Friday, May 19, 2017

Vancouver Dance History (2006-2016): Post 33

This past week Justine and Alexa and I have been working in the studio at The Dance Centre, developing some preliminary text and gesture scores from the video interviews we have assembled so far. We also visited with Natalie Purschwitz about our planned rhizomatic installation that will take over the stairwell and Faris lobby beginning in September. Our plans for the various components are still evolving, but one thing that has become increasingly clear is how much work we still have to do, not least with respect to completing our outstanding interviews.

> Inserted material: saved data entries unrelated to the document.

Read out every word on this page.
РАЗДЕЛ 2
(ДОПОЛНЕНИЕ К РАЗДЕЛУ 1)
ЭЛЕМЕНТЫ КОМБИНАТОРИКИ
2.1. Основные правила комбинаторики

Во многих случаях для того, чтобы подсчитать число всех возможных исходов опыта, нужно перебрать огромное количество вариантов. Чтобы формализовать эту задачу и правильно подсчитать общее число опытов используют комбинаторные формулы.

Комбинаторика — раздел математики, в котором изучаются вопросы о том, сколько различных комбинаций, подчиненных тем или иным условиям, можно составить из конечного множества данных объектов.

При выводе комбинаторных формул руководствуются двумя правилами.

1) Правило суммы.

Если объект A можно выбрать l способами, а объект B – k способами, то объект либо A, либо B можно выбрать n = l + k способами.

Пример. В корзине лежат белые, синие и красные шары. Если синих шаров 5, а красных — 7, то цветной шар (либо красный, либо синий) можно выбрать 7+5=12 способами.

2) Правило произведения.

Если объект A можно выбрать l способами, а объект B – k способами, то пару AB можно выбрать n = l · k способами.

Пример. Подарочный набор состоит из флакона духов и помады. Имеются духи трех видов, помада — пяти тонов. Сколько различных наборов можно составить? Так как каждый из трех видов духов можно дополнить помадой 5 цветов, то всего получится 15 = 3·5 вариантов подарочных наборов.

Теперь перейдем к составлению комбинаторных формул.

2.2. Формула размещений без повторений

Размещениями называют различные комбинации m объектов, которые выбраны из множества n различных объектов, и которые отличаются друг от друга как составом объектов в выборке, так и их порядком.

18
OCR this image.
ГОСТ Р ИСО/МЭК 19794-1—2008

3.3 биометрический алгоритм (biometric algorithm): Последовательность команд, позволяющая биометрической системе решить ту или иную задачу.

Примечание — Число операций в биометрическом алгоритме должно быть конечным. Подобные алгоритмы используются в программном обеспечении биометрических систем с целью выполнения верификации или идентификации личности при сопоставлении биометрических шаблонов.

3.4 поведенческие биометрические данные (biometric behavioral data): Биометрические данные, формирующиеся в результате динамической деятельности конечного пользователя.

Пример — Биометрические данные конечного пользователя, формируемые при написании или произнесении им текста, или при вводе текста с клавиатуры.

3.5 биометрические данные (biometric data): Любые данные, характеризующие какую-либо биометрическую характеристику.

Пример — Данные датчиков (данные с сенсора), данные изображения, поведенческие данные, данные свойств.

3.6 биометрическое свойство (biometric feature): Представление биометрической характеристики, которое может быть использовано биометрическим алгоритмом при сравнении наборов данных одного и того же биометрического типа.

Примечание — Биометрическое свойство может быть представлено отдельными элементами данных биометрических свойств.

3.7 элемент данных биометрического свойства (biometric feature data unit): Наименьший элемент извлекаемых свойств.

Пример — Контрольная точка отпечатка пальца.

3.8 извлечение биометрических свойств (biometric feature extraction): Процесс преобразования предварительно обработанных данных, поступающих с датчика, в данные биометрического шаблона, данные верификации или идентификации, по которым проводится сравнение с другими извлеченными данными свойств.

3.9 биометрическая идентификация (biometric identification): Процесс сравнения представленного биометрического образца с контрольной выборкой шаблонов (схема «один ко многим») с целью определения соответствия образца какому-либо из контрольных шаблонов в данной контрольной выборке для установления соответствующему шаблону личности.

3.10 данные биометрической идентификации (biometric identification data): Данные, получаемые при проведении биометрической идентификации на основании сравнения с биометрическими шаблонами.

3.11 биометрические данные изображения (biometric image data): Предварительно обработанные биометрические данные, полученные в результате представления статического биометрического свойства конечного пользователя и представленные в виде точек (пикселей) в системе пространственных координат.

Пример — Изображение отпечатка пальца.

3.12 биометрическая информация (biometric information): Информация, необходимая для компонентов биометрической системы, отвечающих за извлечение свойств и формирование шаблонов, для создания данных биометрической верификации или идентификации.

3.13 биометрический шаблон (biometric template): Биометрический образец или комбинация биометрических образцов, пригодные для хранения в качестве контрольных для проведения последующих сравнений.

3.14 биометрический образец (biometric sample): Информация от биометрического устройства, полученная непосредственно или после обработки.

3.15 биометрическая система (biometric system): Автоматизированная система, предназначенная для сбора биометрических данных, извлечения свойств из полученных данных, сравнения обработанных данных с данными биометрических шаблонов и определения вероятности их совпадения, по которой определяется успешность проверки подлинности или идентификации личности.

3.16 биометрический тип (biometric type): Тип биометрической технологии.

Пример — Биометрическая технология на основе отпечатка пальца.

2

And so, on that front, this afternoon I met my colleague Judith Garay at SFU Woodward's to talk about her dance history. It is an incredibly varied and peripatetic one. Judith was actually born in BC (something I didn't know), but moved with her family at a very young age to London (her dad was in the navy). That's where she took her first dance class. Returning to Victoria at age seven, she began taking class once a week in Victoria with Vivian Briggs. Following a move to Halifax, she continued her training, but she only really got serious about things after she enrolled at NASCAD (she was intending to be a fashion and textile designer) and met her first modern and professional dance instructor, Anita Martin. From there, she took a couple of summer intensives at Toronto Dance Theatre, but realizing she needed more structured instruction, she headed off to London to study with London Contemporary Dance Theatre at The Place. It was in London that Judith met her life partner, Anthony Morgan, also a dancer. Following their time in London, the pair decided to return to North America, but whereas Judith wanted to relocate to Toronto, Anthony was keen to try to New York.

Judith agreed to try out the Big Apple for three months, but she ended up staying for sixteen years. That was because very soon after arriving in the city, Judith hooked up with Pearl Lang at the Ailey School. Lang, along with Alfredo Corvino (a former Ballets Russes dancer and a master teacher of ballet at Julliard), became a key mentor. Then, too, there was the fact that soon after arriving in New York Judith joined the Martha Graham Company, quickly becoming a principal dancer there. This was at the height of Graham's fame, with celebrities like Liza Minnelli routinely dropping by the studio, and Halston, Graham's preferred costume designer, giving the dancers rides in his limo. And yet at the same time, Judith said that was living below the poverty line in a roach-infested railroad apartment in a slum, saving up her per diems while on tour in order to help make ends meet.

One of Judith's favourite memories from her time with the Graham company was being asked to reconstruct a three-minute 1926 solo by Graham called Tanagra. They had only some silent film footage to go by and had to guess at which piece of Satie music was being used, but Judith said the six month experience remains an important memory.

It was in January 1992 that Judith returned to BC to take up a guest teaching position at the School for the Contemporary Arts at SFU. She stayed on for an extra six weeks over the summer to lead the School's Off-Centre Dance Company on a tour of the province. That experience, Judith said, is what hooked her, and so when Santa Aloi encouraged her to apply for the full-time, tenure-track position that opened up that fall, she did. She has been at SFU ever since, and while Judith admitted that she still has a somewhat vexed relationship with the institutional structures of the academy, she also said that she enjoys teaching, especially with SFU's cohort system, where one is able to watch the evolution of a dancer over the course of four or more years. She also admitted that after being poor for most of her life as a working dancer, having a steady paycheque was something that she came to appreciate.

Of course Judith is perhaps best known in the Vancouver dance community for leading her company Dancers Dancing, which has given many emerging dance artists their first job, and which, during its formative years, regularly toured to all regions of BC. Judith said that bringing dance to communities in BC beyond Vancouver and Victoria became something of her mission--though it was also a mission that essentially required her to work two full-time jobs. This explains why she has backed away from the rigorous touring schedule in the last decade.

But she still has a keen eye for emerging talent, and on that front Judith concluded her interview by saying that as a dance city Vancouver is completely unrecognizable from what it was when she returned in the early 1990s. She admitted that she couldn't keep up with all the talent, but she also said that that was a good thing.